PEPCON disaster: By the numbers
Thirty-five years ago today, the PEPCON disaster rocked Henderson when an oxidizer used for rocket fuel caught fire and created two massive explosions.
Updated May 4, 2023 - 7:32 pm
It’s been 35 years since the Pacific Engineering and Production Company of Nevada (PEPCON) plant in Henderson was destroyed in a series of explosions after ammonium perchlorate, an oxidizer used in rocket fuel, caught fire.
Here’s the disaster, by the numbers:
827 days after the Challenger disaster
The PEPCON facility was contracted by NASA to produce ammonium perchlorate for space shuttle launches, but after the Challenger explosion in 1986, which killed the craft’s entire seven-member crew, NASA haulted its missions while the disaster was under investigation.
But, production of AP didn’t stop at PEPCON.
Over the course of 15 months, PEPCON accumulated over 4,000 tons of the oxidizer. With no place to ship the AP, the oxidizer sat on site.
The AP was contained in a a series of bags, bins and drums. The most common form of storage were 550-pound capacity drums; at PEPCON, there were over 10,000 around the facility.
1,500 tons of ammonium perchlorate burned
Approximately 4,500 tons of ammonium perchlorate was being stored at the plant the day of the blast. During the blast and subsequent fire, 1,500 tons of AP were consumed — four times the amount of the oxidizer used for one space shuttle solid rocket booster.
The fire was caused by a welding torch that ignited a structure at the plant. The fire spread to several nearby 55-gallon drums of AP. About 20 minutes later, the first explosion occured at 11:52 a.m., followed by the second explosion four minutes later.
The fire after the explosions burned for five hours, according to a NASA report.
3.0 and 3.5 on the Richter scale
Observatories in California and Colorado reported the two major blasts at 3.0 and 3.5 on the Richter scale. Investigators said the blast had the same impacts as a 1-kiloton air-blast nuclear detonation, NASA reported.
2 deaths, 372 injuries
Two people died in the explosion out of the facility’s 77 employees. Bruce Halker, vice president of operations at the plant, died. Halker used a wheelchair and was unable to escape in time. His body was recovered 25 yards from the plant.
Roy Westerfield, another plant employee, also perished. His body was never recovered.

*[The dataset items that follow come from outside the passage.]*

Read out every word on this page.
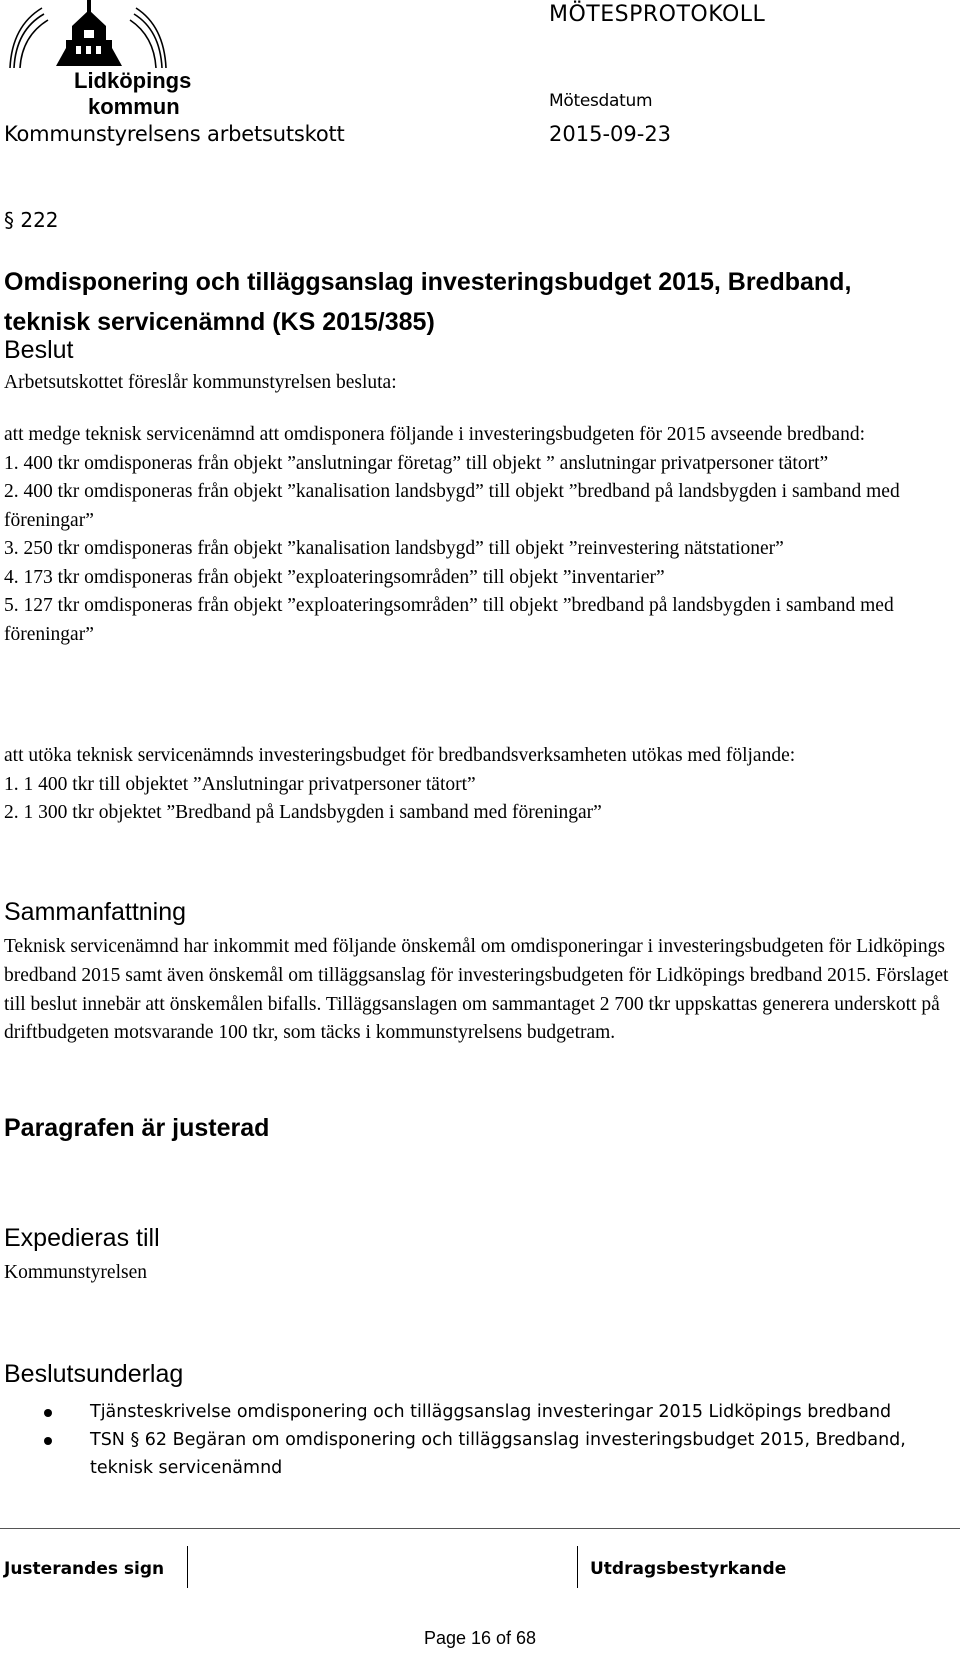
Lidköpings
kommun
MÖTESPROTOKOLL
Mötesdatum
Kommunstyrelsens arbetsutskott	2015-09-23
§ 222
Omdisponering och tilläggsanslag investeringsbudget 2015, Bredband,
teknisk servicenämnd (KS 2015/385)
Beslut
Arbetsutskottet föreslår kommunstyrelsen besluta:

att medge teknisk servicenämnd att omdisponera följande i investeringsbudgeten för 2015 avseende bredband:

1. 400 tkr omdisponeras från objekt ”anslutningar företag” till objekt ” anslutningar privatpersoner tätort”

2. 400 tkr omdisponeras från objekt ”kanalisation landsbygd” till objekt ”bredband på landsbygden i samband med föreningar”

3. 250 tkr omdisponeras från objekt ”kanalisation landsbygd” till objekt ”reinvestering nätstationer”

4. 173 tkr omdisponeras från objekt ”exploateringsområden” till objekt ”inventarier”

5. 127 tkr omdisponeras från objekt ”exploateringsområden” till objekt ”bredband på landsbygden i samband med föreningar”

att utöka teknisk servicenämnds investeringsbudget för bredbandsverksamheten utökas med följande:

1. 1 400 tkr till objektet ”Anslutningar privatpersoner tätort”

2. 1 300 tkr objektet ”Bredband på Landsbygden i samband med föreningar”

Sammanfattning
Teknisk servicenämnd har inkommit med följande önskemål om omdisponeringar i investeringsbudgeten för Lidköpings bredband 2015 samt även önskemål om tilläggsanslag för investeringsbudgeten för Lidköpings bredband 2015. Förslaget till beslut innebär att önskemålen bifalls. Tilläggsanslagen om sammantaget 2 700 tkr uppskattas generera underskott på driftbudgeten motsvarande 100 tkr, som täcks i kommunstyrelsens budgetram.
Paragrafen är justerad
Expedieras till
Kommunstyrelsen
Beslutsunderlag
Tjänsteskrivelse omdisponering och tilläggsanslag investeringar 2015 Lidköpings bredband
TSN § 62 Begäran om omdisponering och tilläggsanslag investeringsbudget 2015, Bredband, teknisk servicenämnd
Justerandes sign	Utdragsbestyrkande
Page 16 of 68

There were no fatalities at the nearby Kidd & Co. marshmallow plant.
Most of the 300 injuries from the blast were from flying glass, and were minor. The most seriously injured victim of the blast was 22-year-old Pat Rose, who pulled over to watch the fire sweep through the plant before one of the explosions erupted, causing rocks to strike Rose. One rock burrowed into Rose’s skull, causing him lifelong speech and mobility issues, according to Review-Journal reports from 1989.
$100 million in damage
The explosion caused $100 million in damages to buildings within a 10-mile radius of the plant. Henderson schools saw about $1 million in damages alone, with Basic High School seeing damage to its front entrance which sunk several feet after the explosion, according to a report from the U.S. Department of Energy.
About 22,000 homes within a 3-mile radius of the blast sustained structural damage of about $5,000 each, the Las Vegas Sun reported
The total damage to surrounding businesses and homes was put at $74 million.
The Kidd & Co. marshmallow plant located next to the PEPCON plant was destroyed. The plant was rebuilt on the same site in 1989.